Saturday afternoon arrived. It was raining and there was an England rugby match on the telly. I sat, smiling beatifically at those few customers who passed. It was over half an hour before any customer actually spoke to me. At the end of the afternoon, I asked the manager what her expectations had been. She was kind but clearly a little disappointed. She said the public were fickle, such occasions could be very variable, and one might sell as many as fifty or as few as a dozen. We both politely avoided mentioning the fact that I had only sold seven. I enjoyed the experience but it was a humbling one. Divide seven book royalties by the two and a half hours I spent there and the hourly rate is humiliating. Yet I would not have missed it for the world. It was seven books I would not otherwise have sold and the thrill you get the first time someone comes up to you, someone you don't know but who has nevertheless forked out their hard earned money for your book and now wants you to sign it, that is undescribable.

I think I am slowly coming down to earth and my targets are more realistic. I would like to make enough money in royalties to cover the cost of the hundred author copies I optimistically ordered, nearly half of which remain unsold. I don't think that's far away. I have already recovered the cost of the illustrations I commissioned before I secured my publishing deal. Beyond that, I would like to earn enough to finance the up front self-publication costs of a collection of comic verse that no one, not even my current publisher, seems remotely interested in but which I think I could sell in modest numbers off the back of my school and library visits.

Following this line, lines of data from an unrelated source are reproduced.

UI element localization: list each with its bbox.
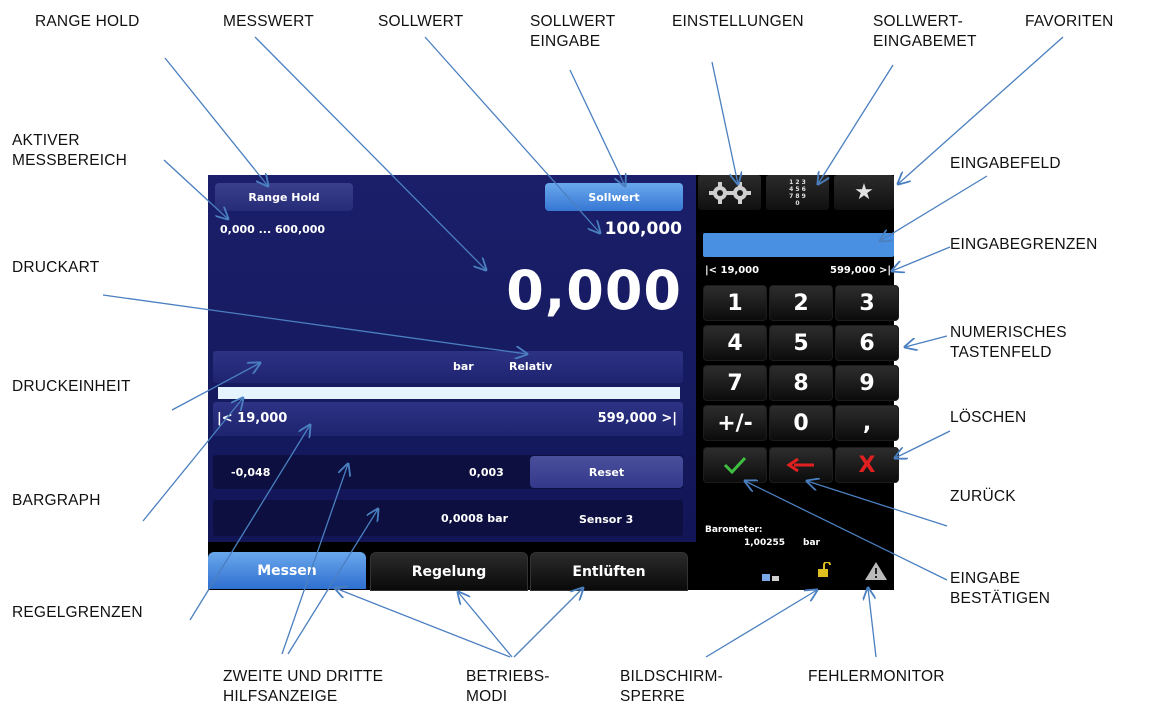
favorites-button[interactable]: ★ [834,175,894,210]
leader-tastenfeld [905,335,948,347]
active-range-text: 0,000 ... 600,000 [220,223,326,236]
callout-betriebsmodi: BETRIEBS- MODI [466,668,550,705]
barometer-label: Barometer: [705,525,763,535]
callout-messwert: MESSWERT [223,13,314,30]
barometer-value: 1,00255 [744,538,785,548]
aux2-right-value: 0,003 [469,466,504,479]
callout-bargraph: BARGRAPH [12,492,101,509]
leader-sollwert-eingabe [569,69,625,186]
reading-value: 0,000 [506,259,682,322]
screen-lock-icon[interactable] [817,561,831,582]
callout-favoriten: FAVORITEN [1025,13,1114,30]
unit-type-row: bar Relativ [213,351,683,383]
mode-regelung-tab[interactable]: Regelung [370,552,528,591]
error-monitor-icon[interactable] [864,561,888,585]
aux-display-2: -0,048 0,003 Reset [213,455,683,489]
leader-range-hold [164,57,268,186]
reset-button[interactable]: Reset [530,456,683,488]
back-button[interactable] [769,447,833,483]
leader-modi-messen [335,588,511,658]
callout-range-hold: RANGE HOLD [35,13,140,30]
leader-eingabefeld [880,175,988,241]
star-icon: ★ [854,180,874,205]
bargraph-fill [218,387,680,399]
key-0[interactable]: 0 [769,405,833,441]
callout-sollwert-eingabe: SOLLWERT EINGABE [530,13,616,50]
control-limit-min: |< 19,000 [217,411,288,426]
pressure-unit[interactable]: bar [453,360,474,373]
setpoint-value[interactable]: 100,000 [605,219,682,239]
leader-bildschirmsperre [705,590,817,658]
range-hold-button[interactable]: Range Hold [215,183,353,211]
key-comma[interactable]: , [835,405,899,441]
callout-druckeinheit: DRUCKEINHEIT [12,378,131,395]
callout-sollwert: SOLLWERT [378,13,464,30]
callout-loeschen: LÖSCHEN [950,409,1027,426]
leader-eingabegrenzen [892,246,951,271]
callout-zurueck: ZURÜCK [950,488,1016,505]
entry-field[interactable] [703,233,894,257]
numpad-icon[interactable]: 1 2 3 4 5 6 7 8 9 0 [766,175,829,210]
callout-aktiver-messbereich: AKTIVER MESSBEREICH [12,132,128,169]
callout-zweite-dritte: ZWEITE UND DRITTE HILFSANZEIGE [223,668,384,705]
key-9[interactable]: 9 [835,365,899,401]
callout-fehlermonitor: FEHLERMONITOR [808,668,945,685]
aux2-left-value: -0,048 [231,466,271,479]
entry-limit-min: |< 19,000 [705,265,760,276]
mode-messen-tab[interactable]: Messen [208,552,366,589]
callout-sollwert-eingabemethode: SOLLWERT- EINGABEMET [873,13,977,50]
sollwert-button[interactable]: Sollwert [545,183,683,211]
status-screen-icon [762,568,780,587]
back-arrow-icon [786,458,814,472]
barometer-unit: bar [803,538,820,548]
leader-eingabemethode [818,64,894,184]
clear-button[interactable]: X [835,447,899,483]
key-7[interactable]: 7 [703,365,767,401]
clear-x-icon: X [858,452,876,478]
key-1[interactable]: 1 [703,285,767,321]
gears-icon [708,181,751,204]
leader-modi-entlueften [513,588,583,658]
entry-limit-max: 599,000 >| [830,265,892,276]
callout-numerisches-tastenfeld: NUMERISCHES TASTENFELD [950,324,1067,361]
pressure-type[interactable]: Relativ [509,360,552,373]
control-limits-row: |< 19,000 599,000 >| [213,402,683,436]
callout-druckart: DRUCKART [12,259,100,276]
mode-entlueften-tab[interactable]: Entlüften [530,552,688,591]
control-limit-max: 599,000 >| [597,411,677,426]
confirm-button[interactable] [703,447,767,483]
leader-loeschen [895,430,951,458]
callout-eingabefeld: EINGABEFELD [950,155,1061,172]
callout-regelgrenzen: REGELGRENZEN [12,604,143,621]
aux3-sensor: Sensor 3 [579,513,634,526]
check-icon [723,456,747,474]
bargraph [218,387,680,399]
key-3[interactable]: 3 [835,285,899,321]
settings-button[interactable] [698,175,761,210]
key-4[interactable]: 4 [703,325,767,361]
callout-bildschirmsperre: BILDSCHIRM- SPERRE [620,668,723,705]
callout-eingabegrenzen: EINGABEGRENZEN [950,236,1098,253]
key-8[interactable]: 8 [769,365,833,401]
leader-einstellungen [711,61,738,184]
aux-display-3: 0,0008 bar Sensor 3 [213,500,683,536]
key-5[interactable]: 5 [769,325,833,361]
leader-fehlermonitor [868,588,877,658]
callout-einstellungen: EINSTELLUNGEN [672,13,804,30]
callout-eingabe-bestaetigen: EINGABE BESTÄTIGEN [950,570,1051,607]
key-2[interactable]: 2 [769,285,833,321]
key-6[interactable]: 6 [835,325,899,361]
aux3-value: 0,0008 bar [441,512,508,525]
leader-modi-regelung [458,592,513,658]
device-screen: Range Hold 0,000 ... 600,000 Sollwert 10… [208,175,899,591]
key-plus-minus[interactable]: +/- [703,405,767,441]
main-display-panel: Range Hold 0,000 ... 600,000 Sollwert 10… [208,175,696,542]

I would like to become interesting enough, or well enough known, for the local radio to show some interest. Local publicity is going well with gigs lined up in local schools and libraries but it would be nice to break out of the local area a bit. The Oxford Alice shop has apparently ordered twenty copies, which is a start.

I guess the next target is for sales to get into four figures, but that is going to be a struggle. There is still a small voice inside that keeps telling me that one day, just maybe, I will hit the big time - attract queues at book signings, creep into the lower echelons of the best sellers list, get talked about in literary circles. But then there's another, slightly louder, voice inside that keeps saying "how naive can you get?"

1 comment:

Phil Pinel said...

'Twas good to see you over the weekend. I hope the small voice is insistent enough to keep you going a while longer.